О свободе как таковой он не размышляет — это и понятно. Советский человек, он не знал, не мыслил "свободы вообще". Он понимал — очень по-русски — свободу лишь как возможность "своего пути" — уйти из толпы, убежать в лес, в степь, в море. У Высокого постоянно этот момент — вырваться из чужой колеи, не бежать со всеми, сбросить седока, вырваться за флажки. Это не русский бунт, однако это русский, не побоимся этого слова, индивидуализм.

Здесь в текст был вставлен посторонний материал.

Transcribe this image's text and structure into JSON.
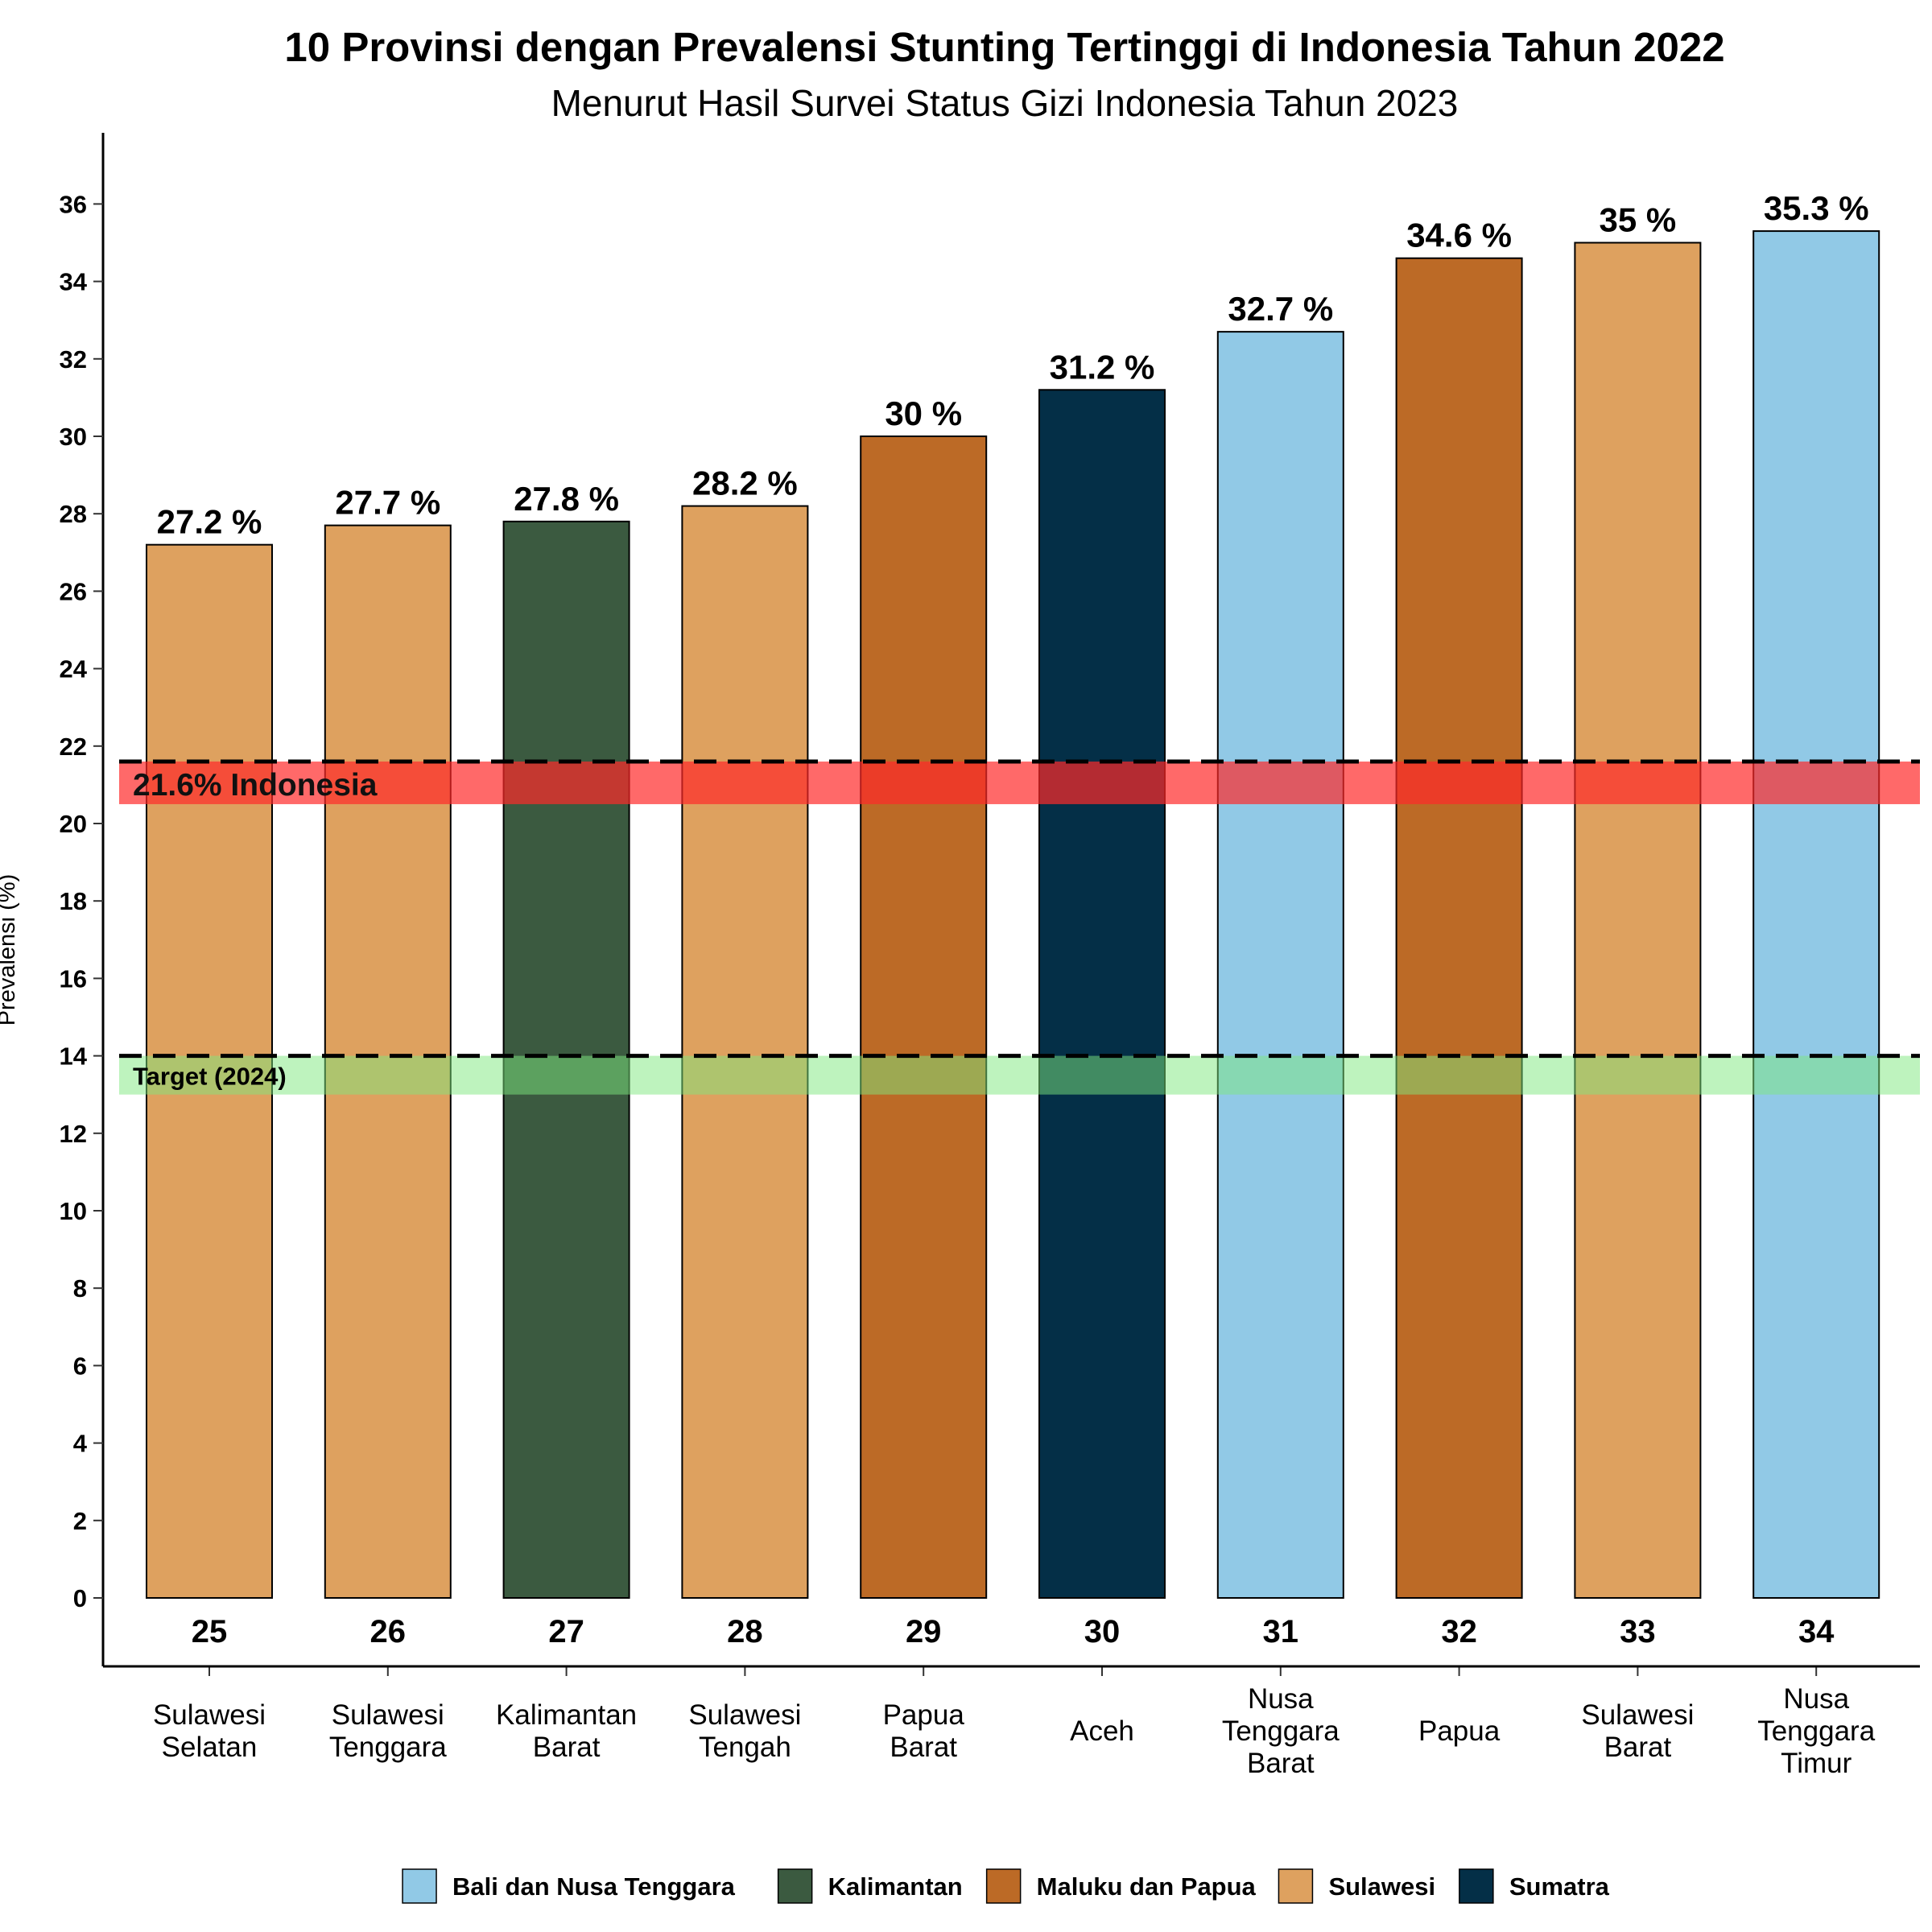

Для чего "вырваться" — этого Высоцкий не говорит. Вырваться для него и есть ценность сама по себе, дальше он в своих размышлениях не идет. Но и этого достаточно.
Негативный ответ
Самая важная, наиболее разработанная этическая категория у Высоцкого — это выбор. Высоцкий появился во времена, когда уже "не расстреливали". Это был важный поворотный момент для страны. Конечно, система оставалась та же, советская, и безальтернативность была ее важнейшей категорией, родовой чертой, но все-таки кое-какой выбор у человека 1960-х появился. А именно — выбор чего-то не совершать. От чего-то отказаться. Не состоять. Не вставать. Не участвовать. Выбор с приставкой не. Это то малое, что появилась у советского человека 1960-х. Это называется негативная этика: она не знает, что хорошо, но, по крайней мере, она знает, что плохо, чего делать нельзя. Высоцкий не говорит чаще всего, как жить, как поступать. Но он всегда знает, как нельзя. Он всегда перечисляет варианты, примеры, которые не приемлет. Вот так нельзя, говорит он. Вот так нельзя. Это, в общем, вписывается в набор вечных интеллигентских ценностей: если ничего не можешь сделать, хотя бы не будь первым учеником, хотя бы не усердствуй, промолчи, а лучше просто уйди. Не участвовать в подлости, остаться честным перед самим собой — жизнь не столбовая дорога, порой все, что может сделать человек,— это чего-то не делать; но и этого бывает достаточно. На совершенно немыслимый пьедестал поднялась за эти годы песня "Тот, который не стрелял". Вот ведь что говорит Высоцкий: что не деяние в иных случаях тоже означает деяние, причем именно морального свойства. Если не можешь улучшить мир, то хотя бы не делай подлостей, не порть себя. Вот это цепкое держание за "себя" — борьба за сохранение себя, оно сегодня опять стало ценностью.
Что с песнями
Сегодня его песни все-таки звучат по-другому. Это и есть самое интересное — они, получается, живут своей жизнью, развиваются, попадая в новый контекст. Звучат иначе? Интересно в этой связи вообще проанализировать, какие песни остались на слуху, а какие вышли из обихода. Интересно еще, что какие-то песни вошли в народный обиход, их цитируют по делу и без дела, но, как бы это сказать, смысла этих песен до сих пор не понимают. Есть две такие загадочные, на мой взгляд, песни. Вот "Жираф". Самая, может быть, разудалая и веселая песня. И все вокруг 35 лет повторяют: "Жираф большой, ему видней", хотя это совершенно бессмысленная фраза, если вне контекста. Ведь главный антигерой там попугай. А он-то о чем? О чем мораль? Но вот послушайте ее еще раз, попробуйте ответить: вот о чем это? Что нужно в иных случаях следовать глупой норме, не пытаться быть оригинальным? Что анонимы из ветвей хуже любых дураков или злодеев? Может быть, советский человек хорошо, нутром понимал, о чем это (поскольку наблюдал условно этих официальных "попугаев"), а мы уже не понимаем?.. Такая аберрация?
Или вот "Сентиментальный боксер". О чем, опять же? Насмешка над советским энтузиазмом, который устал от самого себя?.. Над всякого рода передовиками и активистами? Или просто парадокс, шутка?..
...Ничего с ним до конца непонятно. Продолжается это выяснение, не все решено. И как-то даже это хорошо.